Bourne, D. G., & Munn, C. B. (2005). Diversity of bacteria associated with the coral Pocillopora damicornis from the Great Barrier Reef. Environmental Microbiology, 7(8), 1162-1174.
Cooney, R. P., Pantos, O., Le Tissier, M. D., Barer, M. R., & Bythell, J. C. (2002). Characterization of the bacterial consortium associated with black band disease in coral using molecular microbiological techniques.

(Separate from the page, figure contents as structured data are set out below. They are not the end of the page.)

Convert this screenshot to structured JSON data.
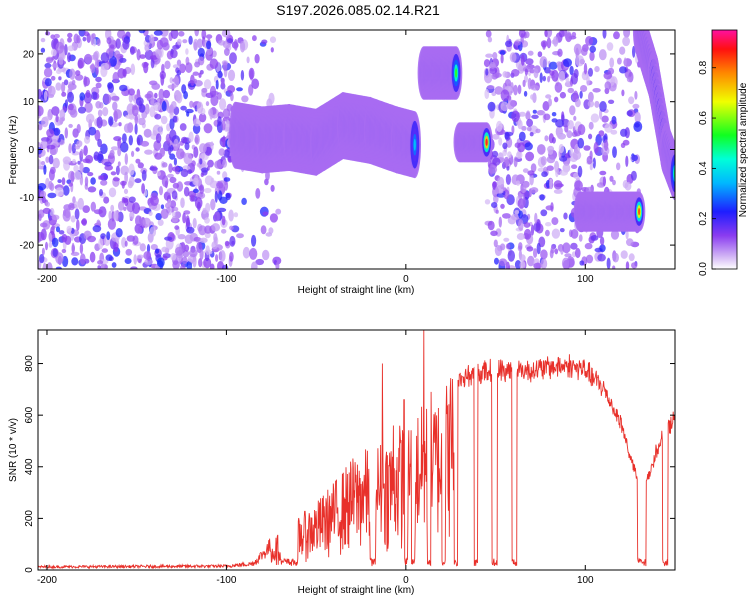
{
  "chart_data": [
    {
      "type": "heatmap",
      "title": "S197.2026.085.02.14.R21",
      "xlabel": "Height of straight line (km)",
      "ylabel": "Frequency (Hz)",
      "xlim": [
        -205,
        150
      ],
      "ylim": [
        -25,
        25
      ],
      "xticks": [
        -200,
        -100,
        0,
        100
      ],
      "xtick_labels": [
        "-200",
        "-100",
        "0",
        "100"
      ],
      "yticks": [
        -20,
        -10,
        0,
        10,
        20
      ],
      "ytick_labels": [
        "-20",
        "-10",
        "0",
        "10",
        "20"
      ],
      "colorbar": {
        "label": "Normalized spectral amplitude",
        "range": [
          0.0,
          0.95
        ],
        "ticks": [
          0.0,
          0.2,
          0.4,
          0.6,
          0.8
        ],
        "tick_labels": [
          "0.0",
          "0.2",
          "0.4",
          "0.6",
          "0.8"
        ]
      },
      "noise_regions": [
        {
          "x0": -205,
          "x1": -95,
          "density": 1.0
        },
        {
          "x0": -95,
          "x1": -70,
          "density": 0.25
        },
        {
          "x0": 45,
          "x1": 95,
          "density": 0.9
        },
        {
          "x0": 95,
          "x1": 130,
          "density": 0.6
        }
      ],
      "ridges": [
        {
          "x": [
            -95,
            -80,
            -65,
            -50,
            -35,
            -20,
            -5,
            5
          ],
          "y": [
            3,
            2,
            2.5,
            1.5,
            5,
            4,
            2,
            1
          ],
          "amplitude": 0.45,
          "width": 2.5
        },
        {
          "x": [
            10,
            28
          ],
          "y": [
            16,
            16
          ],
          "amplitude": 0.7,
          "width": 2
        },
        {
          "x": [
            30,
            45
          ],
          "y": [
            1.5,
            1.5
          ],
          "amplitude": 0.9,
          "width": 1.5
        },
        {
          "x": [
            97,
            130
          ],
          "y": [
            -13,
            -13
          ],
          "amplitude": 0.95,
          "width": 1.5
        },
        {
          "x": [
            130,
            138,
            145,
            150
          ],
          "y": [
            25,
            15,
            0,
            -5
          ],
          "amplitude": 0.5,
          "width": 2
        }
      ]
    },
    {
      "type": "line",
      "xlabel": "Height of straight line (km)",
      "ylabel": "SNR (10 * v/v)",
      "xlim": [
        -205,
        150
      ],
      "ylim": [
        0,
        930
      ],
      "xticks": [
        -200,
        -100,
        0,
        100
      ],
      "xtick_labels": [
        "-200",
        "-100",
        "0",
        "100"
      ],
      "yticks": [
        0,
        200,
        400,
        600,
        800
      ],
      "ytick_labels": [
        "0",
        "200",
        "400",
        "600",
        "800"
      ],
      "color": "#e8302a",
      "envelope_x": [
        -205,
        -100,
        -85,
        -80,
        -70,
        -60,
        -50,
        -40,
        -30,
        -20,
        -10,
        0,
        10,
        20,
        30,
        40,
        50,
        60,
        70,
        80,
        90,
        100,
        110,
        120,
        125,
        130,
        135,
        140,
        145,
        150
      ],
      "envelope_y": [
        12,
        15,
        25,
        60,
        130,
        180,
        230,
        300,
        380,
        420,
        450,
        520,
        560,
        600,
        760,
        780,
        790,
        790,
        790,
        800,
        810,
        790,
        720,
        580,
        450,
        340,
        360,
        480,
        560,
        600
      ],
      "dropouts": [
        [
          -70,
          -60
        ],
        [
          -20,
          -17
        ],
        [
          -1,
          1
        ],
        [
          3,
          5
        ],
        [
          12,
          14
        ],
        [
          20,
          22
        ],
        [
          27,
          29
        ],
        [
          38,
          40
        ],
        [
          48,
          51
        ],
        [
          59,
          62
        ],
        [
          129,
          134
        ],
        [
          143,
          146
        ]
      ],
      "spikes": [
        [
          -13,
          800
        ],
        [
          10,
          930
        ],
        [
          -1,
          660
        ],
        [
          14,
          690
        ],
        [
          -7,
          560
        ],
        [
          20,
          530
        ]
      ]
    }
  ]
}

Environmental Microbiology, 4(7), 401-413.
Pantos, O., Cooney, R. P., Le Tissier, M. D., Barer, M. R., O'Donnell, A. G., & Bythell, J. C. (2003). The bacterial ecology of a plague‐like disease affecting the Caribbean coral Montastrea annularis. Environmental Microbiology, 5(5), 370-382.
Ritchie, K. B. (2006). Regulation of microbial populations by coral surface mucus and mucus-associated bacteria. Marine Ecology Progress Series, 322, 1-14.
Rohwer, F., Seguritan, V., Azam, F., & Knowlton, N. (2002). Diversity and distribution of coral-associated bacteria. Marine Ecology Progress Series, 243(1).
Smith, J. E., Shaw, M., Edwards, R. A., Obura, D., Pantos, O., Sala, E., ... & Rohwer, F. L. (2006). Indirect effects of algae on coral: algae‐mediated, microbe‐induced coral mortality. Ecology letters, 9(7), 835-845.